Transformers

What are transformers

LLMs parse and write fluently.

  • Transformers radically sped up and augmented how computers understood language.

Transformers process and entire sequence at once.

  • transformers analyze all of the document instead of individual words.
  • allowing capturing of entire context and patterns within the document.

This training with faster and broader context allows for accurate text generation by LLMs.
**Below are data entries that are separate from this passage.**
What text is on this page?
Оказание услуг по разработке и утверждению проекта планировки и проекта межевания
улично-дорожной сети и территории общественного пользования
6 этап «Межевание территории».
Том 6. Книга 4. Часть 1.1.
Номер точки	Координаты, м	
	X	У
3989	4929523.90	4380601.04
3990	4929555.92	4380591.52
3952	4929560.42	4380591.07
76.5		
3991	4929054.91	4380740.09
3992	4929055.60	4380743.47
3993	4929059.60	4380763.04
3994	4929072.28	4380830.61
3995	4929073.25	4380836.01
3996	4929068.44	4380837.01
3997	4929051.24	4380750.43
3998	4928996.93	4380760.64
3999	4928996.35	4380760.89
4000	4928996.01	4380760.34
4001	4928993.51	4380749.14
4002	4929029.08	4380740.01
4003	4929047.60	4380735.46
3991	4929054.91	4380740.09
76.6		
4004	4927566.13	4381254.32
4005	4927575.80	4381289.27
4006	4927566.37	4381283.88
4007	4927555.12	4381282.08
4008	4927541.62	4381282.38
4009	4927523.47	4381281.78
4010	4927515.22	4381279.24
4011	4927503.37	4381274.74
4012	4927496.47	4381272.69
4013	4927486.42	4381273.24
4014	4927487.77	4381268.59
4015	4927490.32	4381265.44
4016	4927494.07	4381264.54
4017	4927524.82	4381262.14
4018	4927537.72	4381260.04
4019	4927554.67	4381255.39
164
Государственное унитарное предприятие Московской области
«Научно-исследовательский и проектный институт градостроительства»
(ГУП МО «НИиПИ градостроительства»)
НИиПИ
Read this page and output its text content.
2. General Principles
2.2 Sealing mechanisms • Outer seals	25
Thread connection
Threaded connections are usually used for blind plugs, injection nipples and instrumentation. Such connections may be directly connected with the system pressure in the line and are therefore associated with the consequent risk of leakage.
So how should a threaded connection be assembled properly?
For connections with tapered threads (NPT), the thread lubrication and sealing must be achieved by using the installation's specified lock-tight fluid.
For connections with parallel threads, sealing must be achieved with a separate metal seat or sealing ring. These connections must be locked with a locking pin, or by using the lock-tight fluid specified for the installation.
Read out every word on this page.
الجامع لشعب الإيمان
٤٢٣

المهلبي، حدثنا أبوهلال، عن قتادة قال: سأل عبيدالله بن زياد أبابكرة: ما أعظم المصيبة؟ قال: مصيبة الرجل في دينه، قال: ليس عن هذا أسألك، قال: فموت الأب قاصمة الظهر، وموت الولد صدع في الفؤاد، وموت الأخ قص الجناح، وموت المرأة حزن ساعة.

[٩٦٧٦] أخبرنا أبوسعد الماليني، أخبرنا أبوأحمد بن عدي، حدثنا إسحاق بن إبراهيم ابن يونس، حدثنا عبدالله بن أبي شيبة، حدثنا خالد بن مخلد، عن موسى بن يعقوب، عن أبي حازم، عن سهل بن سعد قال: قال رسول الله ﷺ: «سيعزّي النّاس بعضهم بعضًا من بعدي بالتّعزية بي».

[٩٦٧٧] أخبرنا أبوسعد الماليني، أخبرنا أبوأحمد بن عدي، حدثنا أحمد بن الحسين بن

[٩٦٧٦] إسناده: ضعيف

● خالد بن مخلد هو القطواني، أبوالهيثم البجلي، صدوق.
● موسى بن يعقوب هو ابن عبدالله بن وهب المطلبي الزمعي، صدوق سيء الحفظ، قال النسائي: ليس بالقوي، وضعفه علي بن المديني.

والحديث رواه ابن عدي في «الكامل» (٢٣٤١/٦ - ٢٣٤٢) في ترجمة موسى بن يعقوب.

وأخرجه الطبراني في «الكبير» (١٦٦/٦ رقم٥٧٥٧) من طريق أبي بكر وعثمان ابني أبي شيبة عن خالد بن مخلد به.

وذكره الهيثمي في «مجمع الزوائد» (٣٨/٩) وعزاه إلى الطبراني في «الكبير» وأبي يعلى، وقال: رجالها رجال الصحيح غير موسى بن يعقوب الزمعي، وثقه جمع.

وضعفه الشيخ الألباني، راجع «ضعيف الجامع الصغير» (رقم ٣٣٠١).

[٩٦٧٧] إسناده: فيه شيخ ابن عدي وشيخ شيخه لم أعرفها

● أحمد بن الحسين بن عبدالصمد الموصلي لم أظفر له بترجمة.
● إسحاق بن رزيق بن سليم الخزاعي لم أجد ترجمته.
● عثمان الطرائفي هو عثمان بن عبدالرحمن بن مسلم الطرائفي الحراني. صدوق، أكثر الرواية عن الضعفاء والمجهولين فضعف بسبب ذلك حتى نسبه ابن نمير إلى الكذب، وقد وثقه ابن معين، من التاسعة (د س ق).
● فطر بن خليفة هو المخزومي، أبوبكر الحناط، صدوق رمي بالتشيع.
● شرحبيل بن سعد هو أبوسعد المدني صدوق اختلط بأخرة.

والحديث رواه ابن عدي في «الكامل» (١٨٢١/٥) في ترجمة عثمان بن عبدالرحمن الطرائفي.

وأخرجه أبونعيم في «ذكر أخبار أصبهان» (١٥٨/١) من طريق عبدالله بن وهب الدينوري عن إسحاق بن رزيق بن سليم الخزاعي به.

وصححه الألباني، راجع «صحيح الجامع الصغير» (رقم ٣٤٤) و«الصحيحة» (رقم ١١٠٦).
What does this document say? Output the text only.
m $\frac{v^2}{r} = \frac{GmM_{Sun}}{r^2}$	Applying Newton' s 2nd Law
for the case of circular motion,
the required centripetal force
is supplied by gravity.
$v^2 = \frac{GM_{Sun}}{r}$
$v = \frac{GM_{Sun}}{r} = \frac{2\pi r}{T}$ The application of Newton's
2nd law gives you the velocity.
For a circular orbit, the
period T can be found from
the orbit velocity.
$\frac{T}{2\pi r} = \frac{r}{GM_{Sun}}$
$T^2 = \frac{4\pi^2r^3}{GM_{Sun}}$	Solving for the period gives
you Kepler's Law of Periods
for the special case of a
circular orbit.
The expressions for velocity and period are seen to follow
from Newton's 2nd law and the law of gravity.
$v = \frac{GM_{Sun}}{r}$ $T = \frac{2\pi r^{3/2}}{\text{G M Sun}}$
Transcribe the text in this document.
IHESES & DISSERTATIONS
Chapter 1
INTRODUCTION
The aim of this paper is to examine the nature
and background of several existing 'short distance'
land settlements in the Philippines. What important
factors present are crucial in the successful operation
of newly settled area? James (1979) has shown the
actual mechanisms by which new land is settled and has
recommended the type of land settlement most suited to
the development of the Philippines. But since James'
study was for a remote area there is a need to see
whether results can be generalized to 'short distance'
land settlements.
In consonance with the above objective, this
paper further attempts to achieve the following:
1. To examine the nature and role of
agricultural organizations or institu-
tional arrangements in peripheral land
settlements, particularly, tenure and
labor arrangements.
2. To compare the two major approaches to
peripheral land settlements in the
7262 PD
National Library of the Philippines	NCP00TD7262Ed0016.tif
  • tl;dr - transformers now allowed scaled training for higher quality output.

Self-attention

Self-attention looks at each token in a large text and determines which words are most important to understand its meaning.

RNN

Prior to transformers, recurrent neural networks (RNNs) were the primary ways of performing.

  • scanning and processing each word in a sentence sequentially.

With self-attention, transformers compute all words in a sentence at the same time.

Capturing this context gives LLMs far more sophisticated capabilities to parse language.

When an identical word like "Play" is used multiple times in a same sentence:

I like to Play the games I buy from the PlayStore.

The model understands that the "play" in "PlayStore" is different from the "play" in "Play games".

  • The model would understand that first "Play" would be associated with "Game".
  • While the second "Play" would be associated with "Buy" and "PlayStore".

This allowed how AI to use certain words and reduced the wrong use of same word in different contexts.

AI can go beyond differentiating between same words to replacing different words with same meanings like pronouns.

The weather is nice today. It has been really bad lately.

LLM would understand that "it" is referencing the "weather" and can use it interachangably.